Les voyages de loisirs comme les déplacements professionnels ont fortement rebondi après la pandémie, et les expériences de meilleure qualité sont particulièrement prisées. Cela dit, c’est une forme de voyage hybride intermédiaire qui prend réellement son envol: le «bleisure». Ce nom peu élégant (contraction d’«affaires» et de «loisirs» en anglais) désigne une façon de plus en plus populaire d’intégrer travail et vie privée. Ce type de voyage mixte se présente généralement sous deux formes: les voyageurs d’affaires qui ajoutent à leur déplacement (au début, à la fin ou aux deux extrémités) une période de vacances ou bien qui peuvent être accompagnés par leur famille ou des amis.

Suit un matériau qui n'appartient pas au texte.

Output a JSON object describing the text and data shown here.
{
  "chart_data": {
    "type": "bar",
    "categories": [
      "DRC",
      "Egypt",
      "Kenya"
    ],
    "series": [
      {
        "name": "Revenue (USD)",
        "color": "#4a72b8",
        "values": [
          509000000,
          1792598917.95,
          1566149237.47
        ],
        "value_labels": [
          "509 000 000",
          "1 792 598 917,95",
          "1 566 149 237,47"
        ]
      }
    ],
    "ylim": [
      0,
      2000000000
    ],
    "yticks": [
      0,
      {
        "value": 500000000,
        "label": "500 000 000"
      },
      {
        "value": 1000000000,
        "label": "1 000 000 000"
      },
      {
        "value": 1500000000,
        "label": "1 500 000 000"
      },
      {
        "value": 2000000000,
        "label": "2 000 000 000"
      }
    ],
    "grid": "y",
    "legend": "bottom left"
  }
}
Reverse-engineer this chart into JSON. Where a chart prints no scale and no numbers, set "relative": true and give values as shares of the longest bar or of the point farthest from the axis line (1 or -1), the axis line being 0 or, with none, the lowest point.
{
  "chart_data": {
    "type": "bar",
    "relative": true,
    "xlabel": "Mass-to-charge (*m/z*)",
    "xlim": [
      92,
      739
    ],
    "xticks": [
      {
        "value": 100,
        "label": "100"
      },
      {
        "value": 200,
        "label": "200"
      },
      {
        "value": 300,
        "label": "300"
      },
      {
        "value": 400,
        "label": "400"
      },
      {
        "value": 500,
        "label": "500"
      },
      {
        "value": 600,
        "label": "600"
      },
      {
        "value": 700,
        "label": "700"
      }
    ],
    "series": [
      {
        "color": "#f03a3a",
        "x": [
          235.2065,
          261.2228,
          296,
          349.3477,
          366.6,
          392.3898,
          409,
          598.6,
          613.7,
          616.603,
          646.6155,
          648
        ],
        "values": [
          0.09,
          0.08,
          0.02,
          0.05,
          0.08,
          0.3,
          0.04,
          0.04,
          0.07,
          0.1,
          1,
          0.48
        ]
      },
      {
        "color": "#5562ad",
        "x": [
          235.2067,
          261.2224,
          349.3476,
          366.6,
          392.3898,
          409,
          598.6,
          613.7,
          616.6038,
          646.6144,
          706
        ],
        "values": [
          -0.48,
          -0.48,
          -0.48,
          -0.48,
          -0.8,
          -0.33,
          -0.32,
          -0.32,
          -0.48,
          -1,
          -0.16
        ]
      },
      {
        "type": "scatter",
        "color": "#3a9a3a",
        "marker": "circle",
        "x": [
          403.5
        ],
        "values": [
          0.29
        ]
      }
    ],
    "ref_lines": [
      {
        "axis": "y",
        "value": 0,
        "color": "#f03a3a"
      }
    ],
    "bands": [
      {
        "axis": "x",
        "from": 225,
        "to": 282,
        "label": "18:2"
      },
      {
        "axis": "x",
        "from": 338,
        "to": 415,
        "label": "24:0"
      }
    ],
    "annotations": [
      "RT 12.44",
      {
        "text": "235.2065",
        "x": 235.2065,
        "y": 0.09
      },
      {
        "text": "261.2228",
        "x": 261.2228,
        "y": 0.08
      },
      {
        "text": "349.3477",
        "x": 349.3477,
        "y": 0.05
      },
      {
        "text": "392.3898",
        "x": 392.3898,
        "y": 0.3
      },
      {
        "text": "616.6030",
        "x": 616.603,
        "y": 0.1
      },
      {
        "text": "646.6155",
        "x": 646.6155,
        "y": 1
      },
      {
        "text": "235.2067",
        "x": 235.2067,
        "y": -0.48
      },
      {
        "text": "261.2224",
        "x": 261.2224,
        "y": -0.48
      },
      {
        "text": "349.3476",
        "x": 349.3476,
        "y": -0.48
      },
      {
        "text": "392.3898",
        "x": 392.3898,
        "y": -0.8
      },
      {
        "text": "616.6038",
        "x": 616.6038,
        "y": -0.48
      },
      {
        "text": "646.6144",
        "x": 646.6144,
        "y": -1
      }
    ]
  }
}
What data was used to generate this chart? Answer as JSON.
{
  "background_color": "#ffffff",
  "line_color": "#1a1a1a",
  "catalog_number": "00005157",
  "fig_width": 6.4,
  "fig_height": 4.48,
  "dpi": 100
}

La taille du marché du bleisure devrait atteindre 732 milliards de dollars en 2034 contre 315 milliards de dollars en 2022Rapport de la Société Générale sur les voyages d’affaires, mars 2024 via S Escarrer. Ce marché est dominé par les voyages en Amérique du Nord, qui représentaient 31% du total mondial en 2022, même si la demande est également forte dans le reste du monde.
Selon un sondage réalisé par la Global Business Travel Association en 2022, quelque 41% des responsables des voyages d’affaires ont déclaré que leurs collaborateurs souhaitaient davantage d’opportunités de voyage mixtes. En outre, selon l’American Hotel & Lodging Association, 76% des voyageurs d’affaires ont déjà inclus des loisirs dans leurs voyages, et 89% espèrent en ajouter à leur prochain déplacement professionnel. D’autre part, le télétravail est détourné pour le travail pendant les vacances.
L’évolution du secteur touristique vers le «bleisure» coïncide avec une autre tendance: la montée en gamme des services et des hébergements. Deux ans après la réouverture des économies, les voyages internationaux devraient enfin passer au-dessus des niveaux qu’ils affichaient avant la pandémie, selon l’Organisation mondiale du tourisme des Nations Unies. Néanmoins, les taux de remplissage des hôtels sont toujours en baisse en Europe, malgré une augmentation de 6% du chiffre d’affaires par chambre disponible, selon SG Research.
C’est notamment dû au fait que les hôteliers ne cherchent pas par-dessus tout à atteindre une occupation maximale. Ils ont pu augmenter les prix en améliorant les prestations proposées dans leurs chambres, par exemple en passant de quatre à cinq étoiles, ce qui attire les voyageurs plus haut de gamme. En partie, cela est dû à une contraction de l'offre, pour laquelle il existe plusieurs causes profondes.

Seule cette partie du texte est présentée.